The day began in the farming town of Irricana, northeast of Calgary. The first presenter to address the group was Tim Wray, recipient of the 2023 Environmental Stewardship Award from the Canadian Cattle Association. Tim and his uncle, Doug Wray, operate Wray Ranch, a mixed farm in the Irricana area. His presentation offered an honest perspective that covered both the benefits and challenges of implementing sustainable and regenerative practices, along with the true finances of implementation.


Alberta field day 2 pictures
The field day presenters demonstrated a variety of methods to collect and analyze agriculture data. 


Next to present was Rob Dunn from FarmWise Incorporated. As an agronomist focused on cropping systems, Rob’s talk centered on the definition and measurement of key indicators, including key concepts around baselining and sampling density that Anew applies to our own Agri-carbon projects.

Melissa Werkema with Future Analytics wrapped up the morning sessions with a look at lab report interpretation. Using samples from the Wray Ranch she highlighted the importance of testing the soil, the plants, and the farm inputs prior to making agronomic decisions, and how different laboratory methods can impact the interpretation of results.

Following a lunch of sustainably raised beef courtesy of the Wrays and produce from YYC Growers, the group braved the 35° C/95°F heat and shifted activities to Wray Ranch where soil science professor Mathew Swallow of Mount Royal University accompanied the morning’s speakers in demonstrating different techniques for assessing soil in the field.
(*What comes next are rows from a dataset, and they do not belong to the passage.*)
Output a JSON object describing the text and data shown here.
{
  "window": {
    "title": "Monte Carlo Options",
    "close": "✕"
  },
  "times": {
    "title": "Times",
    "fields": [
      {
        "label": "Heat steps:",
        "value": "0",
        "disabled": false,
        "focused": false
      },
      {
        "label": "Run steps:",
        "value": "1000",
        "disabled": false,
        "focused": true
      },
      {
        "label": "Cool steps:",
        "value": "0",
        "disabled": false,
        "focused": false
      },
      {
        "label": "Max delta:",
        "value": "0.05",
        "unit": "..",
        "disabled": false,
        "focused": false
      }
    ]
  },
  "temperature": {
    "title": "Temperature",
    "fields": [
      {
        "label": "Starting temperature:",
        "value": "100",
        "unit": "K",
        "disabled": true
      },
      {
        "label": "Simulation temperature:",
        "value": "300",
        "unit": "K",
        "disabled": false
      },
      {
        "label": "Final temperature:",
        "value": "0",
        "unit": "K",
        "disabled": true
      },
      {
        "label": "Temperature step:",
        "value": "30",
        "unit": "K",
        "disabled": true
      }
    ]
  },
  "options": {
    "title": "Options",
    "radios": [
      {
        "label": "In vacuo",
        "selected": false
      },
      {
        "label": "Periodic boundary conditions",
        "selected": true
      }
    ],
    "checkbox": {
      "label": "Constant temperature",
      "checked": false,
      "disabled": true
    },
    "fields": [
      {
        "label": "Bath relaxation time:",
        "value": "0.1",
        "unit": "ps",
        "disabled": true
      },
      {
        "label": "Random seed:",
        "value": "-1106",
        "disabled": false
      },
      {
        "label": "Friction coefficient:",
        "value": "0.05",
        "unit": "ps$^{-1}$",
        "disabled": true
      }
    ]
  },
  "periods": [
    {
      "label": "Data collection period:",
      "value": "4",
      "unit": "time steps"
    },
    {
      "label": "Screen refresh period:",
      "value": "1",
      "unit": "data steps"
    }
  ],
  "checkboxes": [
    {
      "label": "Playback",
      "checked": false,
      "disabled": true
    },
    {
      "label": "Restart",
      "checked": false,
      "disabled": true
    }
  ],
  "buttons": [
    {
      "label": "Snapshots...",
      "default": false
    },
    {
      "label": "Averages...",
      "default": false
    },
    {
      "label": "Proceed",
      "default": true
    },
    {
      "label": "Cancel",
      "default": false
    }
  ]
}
This portion of the day allowed participants to see how different management decisions were reflected in the ranch’s soils and how in-field tests can be cost-effective and informative practices to implement.

“Though the heat of the day really emphasized the drought conditions the province is experiencing, the event was a great success,” said Lewis Robertson, a coordinator of the event and part of Anew’s Agri-carbon team. “From learning the scientific depths of testing fulvic acid, to how seeding a legume affects your bottom line, I think everyone who attended took home an appreciation for the beauty and importance of agronomic data.”